British statutory ruling

Abstracting electricity is a statutory offence of dishonestly using, wasting, or diverting electricity, covered by different legislation in England and Wales, Northern Ireland and the Republic of Ireland. The law applies, for instance, in cases of bypassing an electricity meter, reconnecting a disconnected meter, plugging an electronic device into a socket without permission, or unlawfully obtaining a free telephone call.

In Low v Blease [1975] Crim LR 513, it was held that electricity could not be stolen as it is not property within the meaning of section 4 of the Theft Act 1968. Before the Computer Misuse Act 1990 those who misused computers ("hackers") were charged with abstracting electricity, as no other law applied.

==England and Wales==
This offence is created by section 13 of the Theft Act 1968:

A person who dishonestly uses without due authority, or dishonestly causes to be wasted or diverted, any electricity shall on conviction on indictment be liable to imprisonment for a term not exceeding five years.

This section replaces section 10 of the Larceny Act 1916.

The following cases are relevant:
- Low v Blease – The Queen's Bench Divisional Court held that making telephone calls without payment did not constitute theft under the Theft Act 1968, because the electricity could not be described as "property" within the meaning of section 4 of that Act. Use of the electricity in this case did not amount to "appropriation".
- R v Hoar and Hoar
- Collins and Fox v Chief Constable of Merseyside
- R v McCreadie and Tume
- Boggeln v Williams

The applicable mens rea is dishonesty, as interpreted objectively following Ivey v Genting Casinos.

===Visiting forces===

This offence is an offence against property for the purposes of section 3 of the Visiting Forces Act 1952.

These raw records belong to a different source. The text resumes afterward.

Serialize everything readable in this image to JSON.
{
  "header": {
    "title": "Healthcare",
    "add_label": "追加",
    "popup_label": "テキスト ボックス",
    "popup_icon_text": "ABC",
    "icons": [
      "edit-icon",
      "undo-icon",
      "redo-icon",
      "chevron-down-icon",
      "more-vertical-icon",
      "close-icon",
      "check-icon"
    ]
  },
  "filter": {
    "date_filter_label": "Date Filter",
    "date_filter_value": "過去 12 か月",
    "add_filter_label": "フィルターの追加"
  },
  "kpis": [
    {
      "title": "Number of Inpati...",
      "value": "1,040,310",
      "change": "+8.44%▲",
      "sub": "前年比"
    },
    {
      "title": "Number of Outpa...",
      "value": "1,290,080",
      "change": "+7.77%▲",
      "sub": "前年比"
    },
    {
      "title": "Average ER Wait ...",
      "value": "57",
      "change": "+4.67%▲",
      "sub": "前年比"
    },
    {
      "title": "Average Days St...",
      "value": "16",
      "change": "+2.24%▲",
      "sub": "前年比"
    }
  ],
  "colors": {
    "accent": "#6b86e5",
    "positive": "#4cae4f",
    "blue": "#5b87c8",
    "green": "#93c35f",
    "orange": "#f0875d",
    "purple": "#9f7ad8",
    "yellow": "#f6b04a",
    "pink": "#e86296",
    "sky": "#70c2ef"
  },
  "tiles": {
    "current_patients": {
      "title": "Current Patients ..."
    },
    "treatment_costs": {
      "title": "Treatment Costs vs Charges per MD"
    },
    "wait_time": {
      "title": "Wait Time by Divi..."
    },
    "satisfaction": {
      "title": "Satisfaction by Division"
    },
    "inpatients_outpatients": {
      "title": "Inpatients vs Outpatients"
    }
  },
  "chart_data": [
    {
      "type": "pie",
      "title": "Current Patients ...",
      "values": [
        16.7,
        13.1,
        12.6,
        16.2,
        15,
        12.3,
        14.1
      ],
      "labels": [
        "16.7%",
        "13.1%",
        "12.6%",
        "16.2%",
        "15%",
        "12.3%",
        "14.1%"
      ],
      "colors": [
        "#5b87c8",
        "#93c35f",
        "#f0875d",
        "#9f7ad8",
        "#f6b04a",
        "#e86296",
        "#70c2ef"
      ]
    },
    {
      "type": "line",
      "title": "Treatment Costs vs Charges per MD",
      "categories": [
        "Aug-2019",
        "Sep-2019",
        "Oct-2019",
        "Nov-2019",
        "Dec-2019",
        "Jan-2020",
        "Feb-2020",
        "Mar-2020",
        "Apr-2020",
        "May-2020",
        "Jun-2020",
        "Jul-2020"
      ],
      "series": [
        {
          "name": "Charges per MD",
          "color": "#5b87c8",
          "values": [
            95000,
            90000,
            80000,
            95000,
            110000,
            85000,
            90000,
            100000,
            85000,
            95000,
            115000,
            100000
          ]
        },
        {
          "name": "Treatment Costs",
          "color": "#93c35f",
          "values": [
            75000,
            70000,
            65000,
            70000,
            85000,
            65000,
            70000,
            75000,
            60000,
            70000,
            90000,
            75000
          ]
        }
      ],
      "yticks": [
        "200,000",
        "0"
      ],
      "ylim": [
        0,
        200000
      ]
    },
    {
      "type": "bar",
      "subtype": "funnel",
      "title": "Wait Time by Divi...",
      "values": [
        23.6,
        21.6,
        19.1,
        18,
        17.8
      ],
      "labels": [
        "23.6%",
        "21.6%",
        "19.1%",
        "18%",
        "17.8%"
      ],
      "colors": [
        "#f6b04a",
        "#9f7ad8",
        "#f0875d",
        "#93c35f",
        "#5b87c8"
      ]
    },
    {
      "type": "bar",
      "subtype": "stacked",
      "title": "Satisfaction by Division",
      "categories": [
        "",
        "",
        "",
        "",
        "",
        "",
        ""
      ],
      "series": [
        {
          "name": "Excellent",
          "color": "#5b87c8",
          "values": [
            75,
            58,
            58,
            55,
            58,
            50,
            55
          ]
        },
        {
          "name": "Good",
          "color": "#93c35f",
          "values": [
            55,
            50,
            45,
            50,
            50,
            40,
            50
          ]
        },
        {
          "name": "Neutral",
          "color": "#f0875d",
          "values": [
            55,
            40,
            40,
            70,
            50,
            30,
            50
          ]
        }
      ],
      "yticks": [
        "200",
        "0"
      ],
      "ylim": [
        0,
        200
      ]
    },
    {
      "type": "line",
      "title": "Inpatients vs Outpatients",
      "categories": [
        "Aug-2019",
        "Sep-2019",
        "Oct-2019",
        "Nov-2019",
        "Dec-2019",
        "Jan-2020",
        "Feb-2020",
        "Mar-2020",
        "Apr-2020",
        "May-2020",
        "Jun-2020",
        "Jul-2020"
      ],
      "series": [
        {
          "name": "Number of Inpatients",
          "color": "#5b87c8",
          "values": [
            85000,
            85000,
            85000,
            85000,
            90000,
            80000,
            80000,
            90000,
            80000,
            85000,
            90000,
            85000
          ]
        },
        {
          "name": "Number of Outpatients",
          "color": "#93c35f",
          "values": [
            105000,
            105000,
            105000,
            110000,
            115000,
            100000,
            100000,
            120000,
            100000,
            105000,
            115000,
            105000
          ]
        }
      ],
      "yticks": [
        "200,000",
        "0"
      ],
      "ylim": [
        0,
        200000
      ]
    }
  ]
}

===Mode of trial and sentence===

This offence is triable either way. A person guilty of this offence is liable, on conviction on indictment, to imprisonment for a term not exceeding five years, or on summary conviction to imprisonment for a term not exceeding six months, or to a fine not exceeding the prescribed sum, or to both.

===History===

Section 10 of the Larceny Act 1916 provided:

Every person who maliciously or fraudulently abstracts, causes to be wasted or diverted, consumes or uses any electricity shall be guilty of felony, and on conviction thereof liable to be punished as in the case of simple larceny.

In one reported case in London in 2015, a man was arrested for abstracting electricity (to the value of £0.00052) by charging his mobile telephone on a London Overground train, but he was ultimately not charged. In 2018, London Overground introduced mobile charging sockets on its trains for public use.

=== Similar offences ===

Section 125 of the Communications Act 2003 contains a similar offence for "dishonestly obtaining electronic communications services" which applies to services such as telephony and internet access, while section 297 of the Copyright, Designs and Patents Act 1988 creates a summary offence of avoiding payment for a broadcast or cable television services.

==Northern Ireland==
This offence is created by section 13 of the Theft Act (Northern Ireland) 1969, which is identical to section 13 of the Theft Act 1968. It replaces section 10 of the Larceny Act 1916.

Visiting forces

This offence is an offence against property for the purposes of section 3 of the Visiting Forces Act 1952.

===Mode of trial===

This offence is an indictable offence which may be tried summarily upon consent of the accused. See hybrid offence.

===Sentence===

A person guilty of this offence is liable, on conviction on indictment, to imprisonment for a term not exceeding five years, or on summary conviction to imprisonment for a term not exceeding twelve months, or to a fine not exceeding the prescribed sum, or to both.

==Republic of Ireland==
This offence is created by section 15(2)(a) of the Energy (Miscellaneous Provisions) Act, 1995. That section replaces section 10 of the Larceny Act 1916, which was repealed by section 28 of, and the Schedule to, that Act.